CMS making changes for Medicare plans

October 1, 2009

CMS wants to reduce low-value plans and improve information systems to help seniors shop for the best coverage options

The Centers for Medicare and Medicaid Services (CMS) seeks to make it easier for beneficiaries to select appropriate coverage by reducing the number of low-enrollment plans and those with indistinguishable benefit options, according to Jonathan Blum, acting director of CMS's Center for Drug and Health Plan Choices, which governs Part C and D programs.

Two sponsors discontinued private fee-for-service (PFFS) offerings last spring, and more are expected to follow suit as new curbs on PFFS plans kick in for 2011. Even so, all parts of the country will have some Part C plans next year, Blum reported at last month's Medicare conference, sponsored by America's Health Insurance Plans.

A top CMS priority is to eliminate discriminatory enrollment and marketing activities. CMS is looking hard at insurer cost-sharing policies that impose high copays for services used by chronically ill patients. Plans have to communicate coverage and cost changes "in the most responsible way," Blum said, adding that CMS has its eye out for "bait-and-switch" sales ploys and has "diminished tolerance" for fraud and abuse.

The agency wants to ensure that capitated payments support high-quality benefits and appropriate coverage, and that benefits paid for are actually received by patients. More regulations governing Part C are in the works, with an eye to finalizing more consumer protection rules next year.

A related initiative is to evaluate payment policies to ensure that plans are paid accurately and fairly. While reform legislation could make significant changes in payments to MA plans, CMS intends to collect more data to determine how payment influences delivery of services and to ensure that appropriate payment policies lead to better outcomes.

EXCHANGING INFORMATION

Despite efforts to help seniors learn about appropriate plan coverage, CMS officials fear the abundance of coverage choices offered each year makes it difficult for beneficiaries to navigate the system. Blum said that CMS Web site tools provide too much information or may not provide the right information. The agency wants to assess what factors help a beneficiary understand coverage options and lead to enrollment in a certain plan, including the role of brokers and Web sites.

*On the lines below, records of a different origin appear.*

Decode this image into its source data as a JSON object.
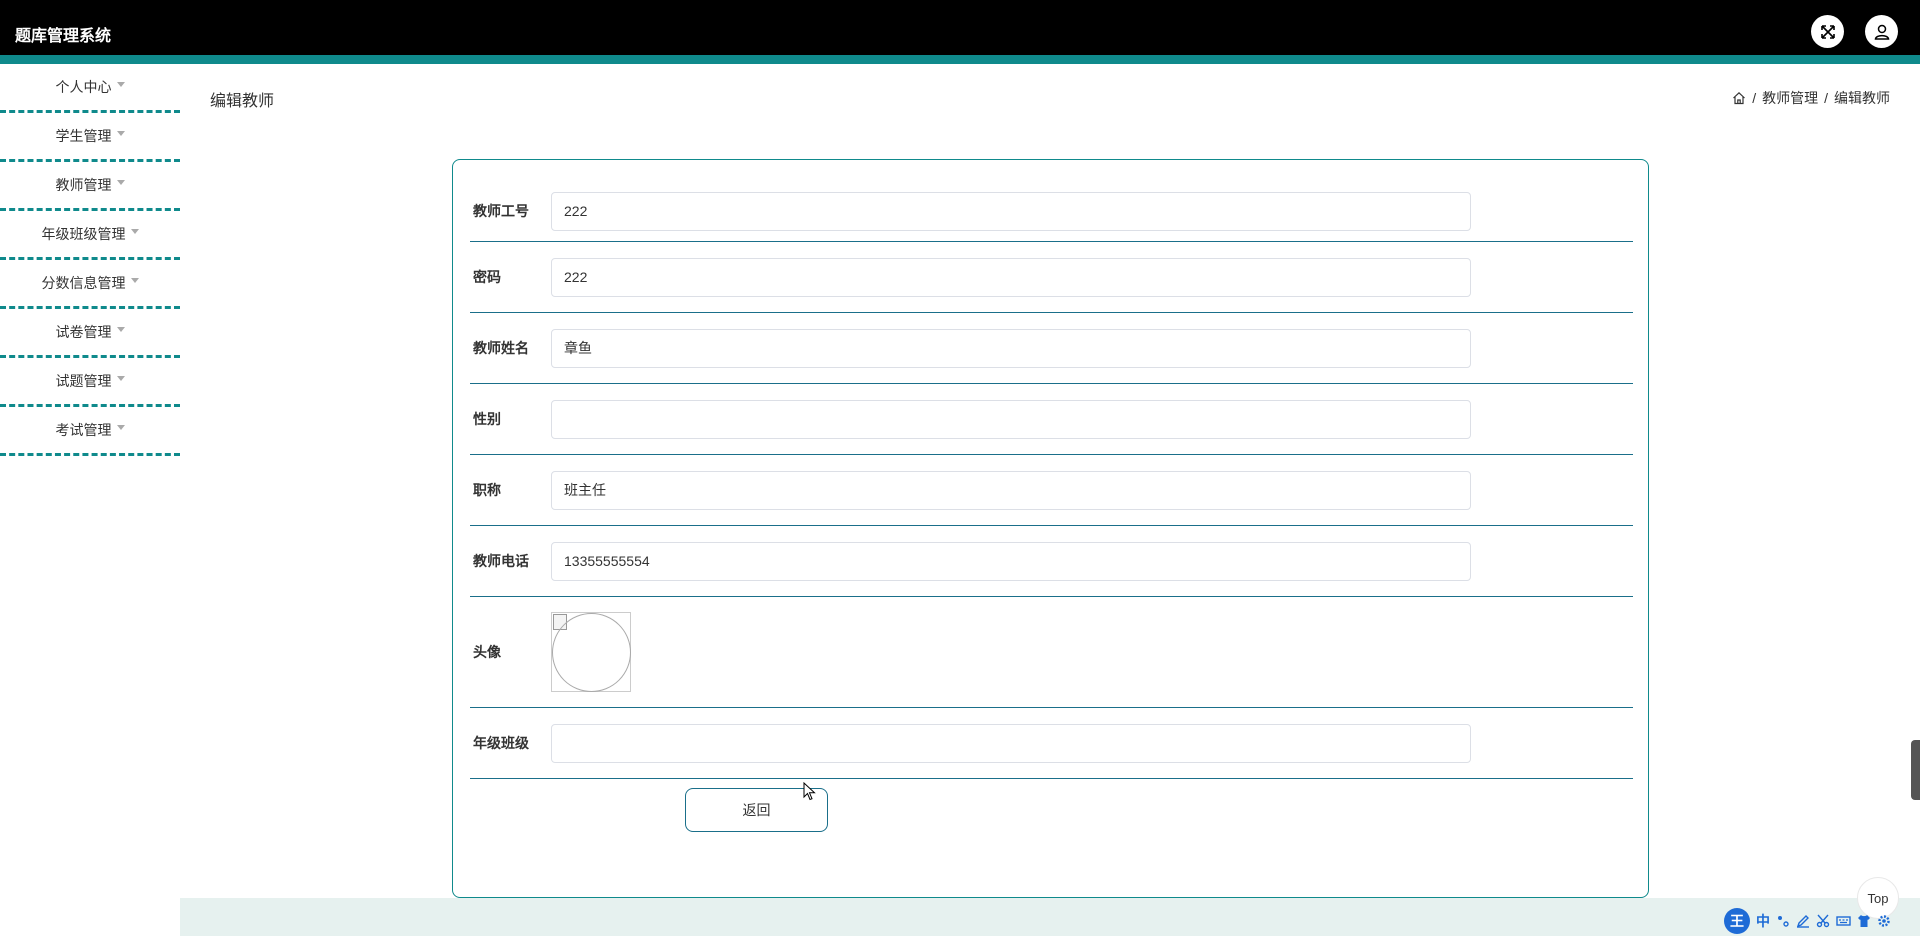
{
  "header": {
    "app_title": "题库管理系统",
    "fullscreen_icon": "fullscreen-icon",
    "user_icon": "user-icon"
  },
  "sidebar": {
    "items": [
      {
        "label": "个人中心"
      },
      {
        "label": "学生管理"
      },
      {
        "label": "教师管理"
      },
      {
        "label": "年级班级管理"
      },
      {
        "label": "分数信息管理"
      },
      {
        "label": "试卷管理"
      },
      {
        "label": "试题管理"
      },
      {
        "label": "考试管理"
      }
    ]
  },
  "main": {
    "page_title": "编辑教师",
    "breadcrumb": {
      "home_icon": "home-icon",
      "separator": "/",
      "items": [
        "教师管理",
        "编辑教师"
      ]
    },
    "form": {
      "fields": [
        {
          "label": "教师工号",
          "value": "222"
        },
        {
          "label": "密码",
          "value": "222"
        },
        {
          "label": "教师姓名",
          "value": "章鱼"
        },
        {
          "label": "性别",
          "value": ""
        },
        {
          "label": "职称",
          "value": "班主任"
        },
        {
          "label": "教师电话",
          "value": "13355555554"
        },
        {
          "label": "头像",
          "type": "image"
        },
        {
          "label": "年级班级",
          "value": ""
        }
      ],
      "back_label": "返回"
    }
  },
  "widgets": {
    "top_label": "Top",
    "ime": {
      "logo": "王",
      "lang": "中",
      "icons": [
        "punctuation-icon",
        "pen-icon",
        "scissors-icon",
        "keyboard-icon",
        "shirt-icon",
        "settings-icon"
      ]
    }
  },
  "colors": {
    "accent": "#0f8a8c",
    "header_bg": "#000000",
    "row_border": "#1a6f8a",
    "footer_bg": "#e6f1ef"
  }
}
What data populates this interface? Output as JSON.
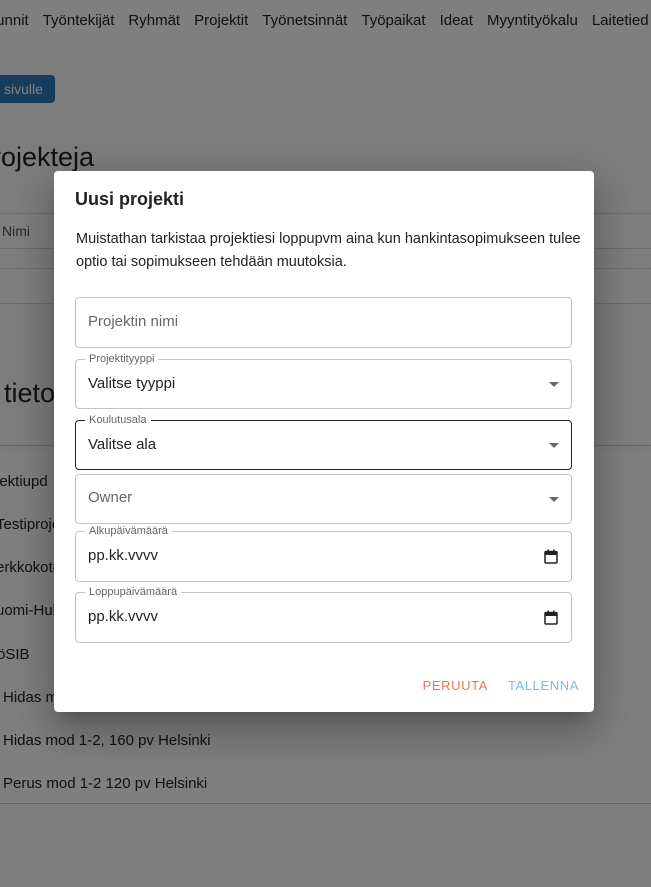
{
  "nav": {
    "items": [
      "tunnit",
      "Työntekijät",
      "Ryhmät",
      "Projektit",
      "Työnetsinnät",
      "Työpaikat",
      "Ideat",
      "Myyntityökalu",
      "Laitetied"
    ]
  },
  "page": {
    "back_label": "sivulle",
    "heading": "rojekteja",
    "table_col_name": "Nimi",
    "section_heading": "tieto",
    "projects": [
      "jektiupd",
      "Testiproje",
      "erkkokote",
      "uomi-Hub",
      "öSIB",
      "Hidas m",
      "Hidas mod 1-2, 160 pv Helsinki",
      "Perus mod 1-2 120 pv Helsinki"
    ]
  },
  "dialog": {
    "title": "Uusi projekti",
    "info": "Muistathan tarkistaa projektiesi loppupvm aina kun hankintasopimukseen tulee optio tai sopimukseen tehdään muutoksia.",
    "project_name_placeholder": "Projektin nimi",
    "project_type_label": "Projektityyppi",
    "project_type_value": "Valitse tyyppi",
    "field_label": "Koulutusala",
    "field_value": "Valitse ala",
    "owner_placeholder": "Owner",
    "start_label": "Alkupäivämäärä",
    "start_value": "pp.kk.vvvv",
    "end_label": "Loppupäivämäärä",
    "end_value": "pp.kk.vvvv",
    "cancel_label": "PERUUTA",
    "save_label": "TALLENNA"
  },
  "colors": {
    "back_button": "#2f79b8",
    "cancel": "#e8735a",
    "save": "#7fb8e3"
  }
}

Seniors also may benefit from proposals to begin the annual open enrollment period earlier to avoid the end-of-year rush. Such a change would put pressure on CMS to distribute plan information earlier and would alter marketing and enrollment operations by insurers.

Efforts to improve the Medicare Web site and beneficiary information services on Part C and D coverage options provide a model for developing more extensive government-sponsored insurance exchanges, as proposed in reform legislation. CMS essentially operates an "exchange" for seniors, which illustrates the importance of accurate payment and benefit information and useful plan quality measures for beneficiaries to be able to navigate choices.